Chapter 19 : Jantung berdetak

1K 27 0
                                    

"Aku tidak bisa menjadi sekretaris penggantimu, Sean." ujar Elina, menanggapi ketika dirinya keluar dari kamar mandi dengan memakai balutan kimono putih satin untuk mengambil paper bag yang ketinggalan di tepi ranjang.

"Kau hanya perlu mencatat point penting yang klienku sampaikan saat meeting nanti."

"Kalau begitu kau bisa minta tolong kepada Ben."

"Asistenku sibuk mengurus hal lain."

"Kau pikir aku tidak sibuk?"

"Memang tidak," Sean menjawab dengan tenang cukup mengintimidasi karena benar adanya. "Kau setiap hari hanya menemani anakmu bermain dan sesekali ikut bepergian jika mommy mengajak dirimu."

Pernyataan itu berhasil membuat Elina mati kutu dan merasa sedikit kesal. Ia dalam hati membenarkan perkataan Sean. Dia juga bosan selalu mengikuti mommy Grace untuk selalu berkumpul dengan para sosialita yang selalu memamerkan perhiasan terbaru setiap minggu dan seputar jalan-jalan mereka ke luar negeri.

"Karyawan di kantormu banyak," tolak Elina, mencoba mencari alasan yang masuk akal. "Pasti ada salah satu dari mereka yang bisa memback up pekerjaan itu."

"Mereka mempunyai pekerjaan yang tidak bisa diganggu gugat." jawab Sean dengan suara rendah namun tajam penuh penekanan.

"Tapi aku tetap tidak mau." putus Elina akhirnya.

Tidak mempedulikan, Sean duduk di tepi ranjang, matanya terus memaku pada layar tablet.
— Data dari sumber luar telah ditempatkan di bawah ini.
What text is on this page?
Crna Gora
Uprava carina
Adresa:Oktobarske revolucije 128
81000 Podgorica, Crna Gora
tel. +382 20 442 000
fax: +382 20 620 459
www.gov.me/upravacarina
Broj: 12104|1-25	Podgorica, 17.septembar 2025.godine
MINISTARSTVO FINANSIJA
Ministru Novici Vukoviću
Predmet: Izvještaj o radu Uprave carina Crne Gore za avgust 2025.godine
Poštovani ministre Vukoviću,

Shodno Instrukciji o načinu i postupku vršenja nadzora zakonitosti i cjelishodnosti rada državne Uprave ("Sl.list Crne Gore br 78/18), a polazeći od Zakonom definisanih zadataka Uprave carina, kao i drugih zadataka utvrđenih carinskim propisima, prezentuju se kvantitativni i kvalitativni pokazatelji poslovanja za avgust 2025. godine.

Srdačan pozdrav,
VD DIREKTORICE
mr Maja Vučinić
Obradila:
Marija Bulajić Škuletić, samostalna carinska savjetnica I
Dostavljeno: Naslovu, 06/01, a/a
Saat berbicara pun sedari tadi Sean tidak menatap Elina sama sekali.

Sungguh pria sialan.

Merasa diabaikan, Elina dengan kesal menyambar paper bag dan langsung mengacir ke kamar mandi.

Setelah lima belas menit bersiap diri, Elina sudah rapi dengan balutan kemeja berwarna abu-abu gelap dan rok selutut. Ia tidak memakai riasan karena memang tidak ada makeup wanita di meja rias penthouse Sean. Untungnya pria itu membawa clutch-nya saat ia tak sadarkan diri. Jadi, Elina tidak lupa mengoleskan sedikit lipstik yang selalu ia bawa. Rambut hitam panjang nan juga lebat yang masih basah, ia sisir rapi dan dibiarkan tergerai bebas agar cepat kering.

Kali ini Elina duduk di single sofa menyandarkan punggungnya untuk berhadapan dengan Sean yang berada di tepi ranjang. Kemudian menyilangkan kaki dan memejamkan mata beberapa saat. Sejenak untuk menenangkan diri. Setelah itu menghembuskan napas pelan tanpa kentara.

"Baiklah aku setuju menjadi sekretaris penggantimu," kata Elina seraya memandangi lamat-lamat ekspresi suaminya. Cukup labil namun dia mencoba memikirkan kejadian yang kemarin.

Masih terlihat acuh tak acuh, Sean masih saja fokus pada benda berbentuk persegi panjang itu. Tapi Elina yakin bahwa telinga Sean masih berfungsi baik untuk mendengarkan ada wanita yang sedang berbicara kepada dirinya.

Kemudian Elina melanjutkan kembali. "Tapi aku punya syarat untukmu."

Sean langsung menolehkan kepala dan memandang Elina dengan mata membelalak.

"Tidak ada yang gratis di dunia ini, bukan?" Elina berusaha tersenyum tipis ketika berhasil membuat arah pandang Sean berubah padanya bukan lagi ke tablet sialan itu.

"What do you mean?"

"Kau bilang ini rapat penting, kan? Aku tidak mau mendapatkan bayaran selayaknya sekretaris biasa. Aku minta bayaran lebih," Elina berkata pelan dengan nada penuh hati-hati. "Aku bisa membantumu memenangkan project yang kau tangani saat ini. Satu syarat dariku, aku hanya mau dibayar lima juta dollar untuk bagianku."

Sean sangat tercengang akan permintaan Elina.

Di dalam kamar mandi, Elina sudah mencari informasi project apa yang sedang ditangani oleh Sean. Ia sudah memikirkan secara matang agar mendapatkan uang dengan cepat tanpa perlu meminta dari Sean. Yah, walau dari tangan yang sama— tapi caranya berbeda. Dengan bekerja seperti itu jauh lebih terhormat dari pada meminta uang secara langsung kepada Sean yang menurutnya sama saja seperti mengemis. Berbeda cara, sebab Elina mendapatkan uang dengan cara bekerja dengan Sean walau dengan imbalan yang sangat tidak masuk akal.